元々日本の総人口の大部分は農民が占めていたが、戦後の急速な工業化とともに元農民の内陸部の子供たちが沿岸部の工業コンビナート一帯へ大移動し、鉄工業や自動車、家電産業などに従事した。読者の父親や叔父にも該当する者が多いだろう。

 

  こうして1980年代には世界有数の経済大国にのしあがったが、それとともに日本は後進の発展途上国らの羨望の的になってODAなど援助を求められたり、また先進アメリカの土地やビルを買っては恨まれたり軍事や国連などの舞台で用意も実力もないのに相応の役割を求められたりした。

 

  「ジャパン アズ ナンバーワン」を放棄して意図的に総量規制を行ってバブル崩壊を招き、実は資産が豊富なのに超借金大国を自称して日本は長期停滞期に入ることにした。決して衰退ではなく、グルメやアニメ、観光などの日本文化や技術の精緻さで世界の中でのプライドは保ちつつ、面倒な調停や世話役からは逃れることにしたのだ。

 

  ここで国内産業の一大転換も行われる。加工組立業は海外後進国でも容易にできるし、冷静に考えれば消費者の飽きのサイクルとともに国内に粗大ゴミが溢れる。なるべく環境を悪化させずに資金を回転させる産業として人財ビジネスやソフトなどのサービス業を育成することにした。工業に従事していた労働者は大量リストラして福祉や警備、派遣ビジネスなどに移していく。

 

  しかし、これらの新産業が目先の利益しか見ず賃金を低い水準に押さえ続けていたために、結婚できず少子高齢化が進んで人財ビジネスに限界が訪れ、今や求人をかけても入ってこない深刻な労働者不足に陥った。政府は海外労働者を入れると言うが欧米や中国などに流れて日本には入って来ない。

 

  人手不足による倒産、転職を繰り返した挙げ句に引きこもった50万人以上の中高年ニート、大企業に魅力がなくYouTuberに憧れる若者。高いコンビニを避け、より安い売買を求めてメルカリやアマゾン、ヤフオクなどが増えていく。

 

  肝心の政治については、美しい国を連呼するだけの第一次安倍政権の無策さに呆れていったん政権交代が行われても、鳩菅野田政権がそれ以上の無策だったためアベノミクスの第二次安倍政権が復権、これも帳簿改竄だった正体がバレ、ポスト安倍の後継者もなく、立ち往生している。

 

  さて、今後どうすべきかという話になると、今までとは違う視点と考え方で新しい人財を活用する他ないはずだが、この唯一無二のことすらまだ誰も気付かないままである。
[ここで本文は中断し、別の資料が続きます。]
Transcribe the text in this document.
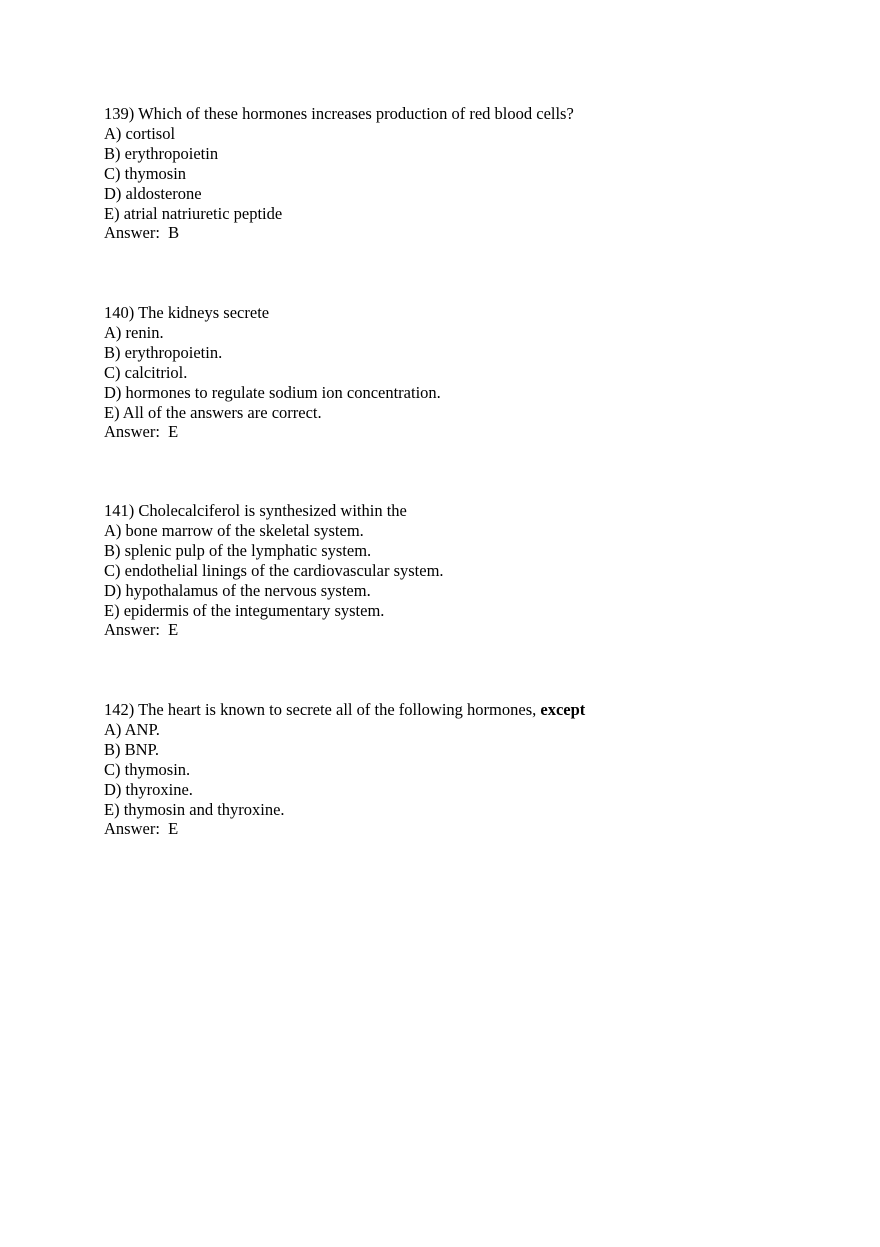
139) Which of these hormones increases production of red blood cells?
A) cortisol
B) erythropoietin
C) thymosin
D) aldosterone
E) atrial natriuretic peptide
Answer:  B
140) The kidneys secrete
A) renin.
B) erythropoietin.
C) calcitriol.
D) hormones to regulate sodium ion concentration.
E) All of the answers are correct.
Answer:  E
141) Cholecalciferol is synthesized within the
A) bone marrow of the skeletal system.
B) splenic pulp of the lymphatic system.
C) endothelial linings of the cardiovascular system.
D) hypothalamus of the nervous system.
E) epidermis of the integumentary system.
Answer:  E
142) The heart is known to secrete all of the following hormones, except
A) ANP.
B) BNP.
C) thymosin.
D) thyroxine.
E) thymosin and thyroxine.
Answer:  E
依然変わらず旧い視点と考え方で、旧い人財しか使わず、結果は悪くなるだけ。とことん悪くならなければ無理かもしれない。

 

  高い見識がありながら、絶対に誰も登用しないであろう人財や理論にもし目を向ける人が1人でも出てくれば、その時こそ新しい時代の本当の到来であり、期待してよいはずである。歴史にはそんな例が幾つもある。